RumraketR
Posts: 6 Joined: Nov. 2012

Quote (Jerry Don Bauer @ Nov. 19 2012,16:37)  Comparing the genome to computer data storage. In order to represent a DNA sequence on a computer, we need to be able to represent all 4 base pair possibilities in a binary format (0 and 1). These 0 and 1 bits are usually grouped together to form a larger unit, with the smallest being a “byte” that represents 8 bits. We can denote each base pair using a minimum of 2 bits, which yields 4 different bit combinations (00, 01, 10, and 11). Each 2bit combination would represent one DNA base pair. A single byte (or 8 bits) can represent 4 DNA base pairs. In order to represent the entire diploid human genome in terms of bytes, we can perform the following calculations:
6×10^9 base pairs/diploid genome x 1 byte/4 base pairs = 1.5×10^9 bytes or 1.5 Gigabytes, about 2 CDs worth of space! 
http://bitesizebio.com/article....genome
is 1.5 Gigabytes more than 500 bits?
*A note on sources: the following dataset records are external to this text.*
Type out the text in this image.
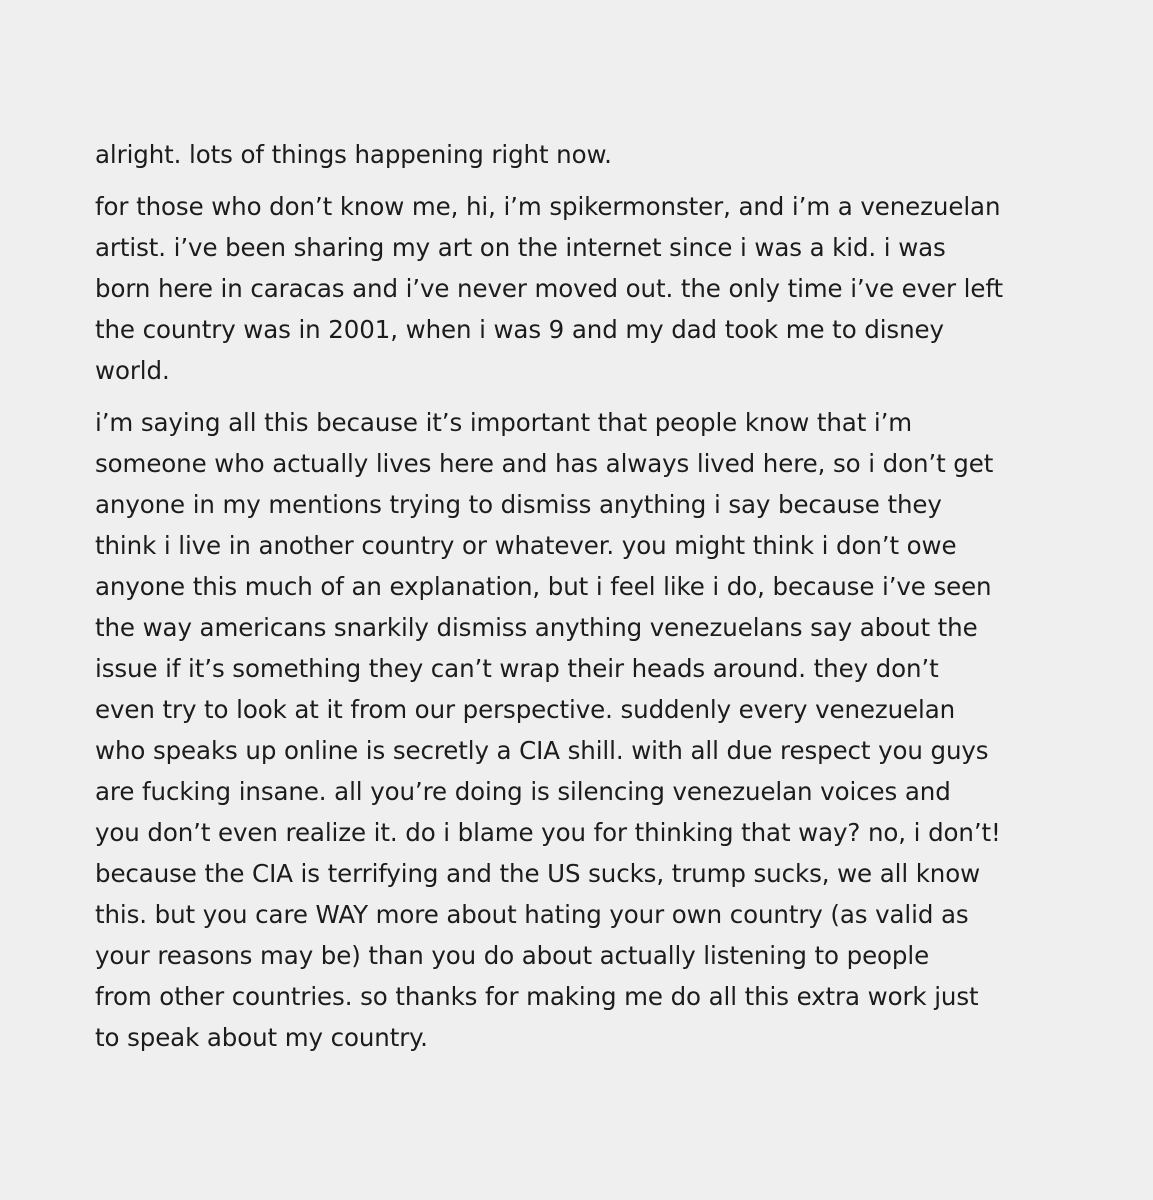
alright. lots of things happening right now.

for those who don’t know me, hi, i’m spikermonster, and i’m a venezuelan
artist. i’ve been sharing my art on the internet since i was a kid. i was
born here in caracas and i’ve never moved out. the only time i’ve ever left
the country was in 2001, when i was 9 and my dad took me to disney
world.

i’m saying all this because it’s important that people know that i’m
someone who actually lives here and has always lived here, so i don’t get
anyone in my mentions trying to dismiss anything i say because they
think i live in another country or whatever. you might think i don’t owe
anyone this much of an explanation, but i feel like i do, because i’ve seen
the way americans snarkily dismiss anything venezuelans say about the
issue if it’s something they can’t wrap their heads around. they don’t
even try to look at it from our perspective. suddenly every venezuelan
who speaks up online is secretly a CIA shill. with all due respect you guys
are fucking insane. all you’re doing is silencing venezuelan voices and
you don’t even realize it. do i blame you for thinking that way? no, i don’t!
because the CIA is terrifying and the US sucks, trump sucks, we all know
this. but you care WAY more about hating your own country (as valid as
your reasons may be) than you do about actually listening to people
from other countries. so thanks for making me do all this extra work just
to speak about my country.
Then why would we want to go any further than this as you already have the answer before you start.
ANY organism will be over 500 bits.[/quote] Hello everyone, I've been a lurker here for a few years now and I just have to respond because this could be historical stuff.
I want to make sure I understand you correctly here, Jerry Don Bauer, because according to what I have quoted, you seem to be saying that the quantity of information in a string of symbols is equal to the length of the string divided by the number of possible symbols at each locus? As in the information content is measured in bits and is thus proportional to the length of the sequence?
You refer to the example of a 6 billion basepair diploid genome, divided by the number of possibilities pr site (4):
6×10^9 base pairs/diploid genome x 1 byte/4 base pairs = 1.5×10^9 bytes or 1.5 Gigabytes, about 2 CDs worth of space!
In other words, the information content of a sequence of DNA, for example 12 basepairs in length, AUGAATAUGTTA, is equal to 12 base pairs x 1 byte/4 base pairs = 3 bytes.
Am I correct in my understanding here?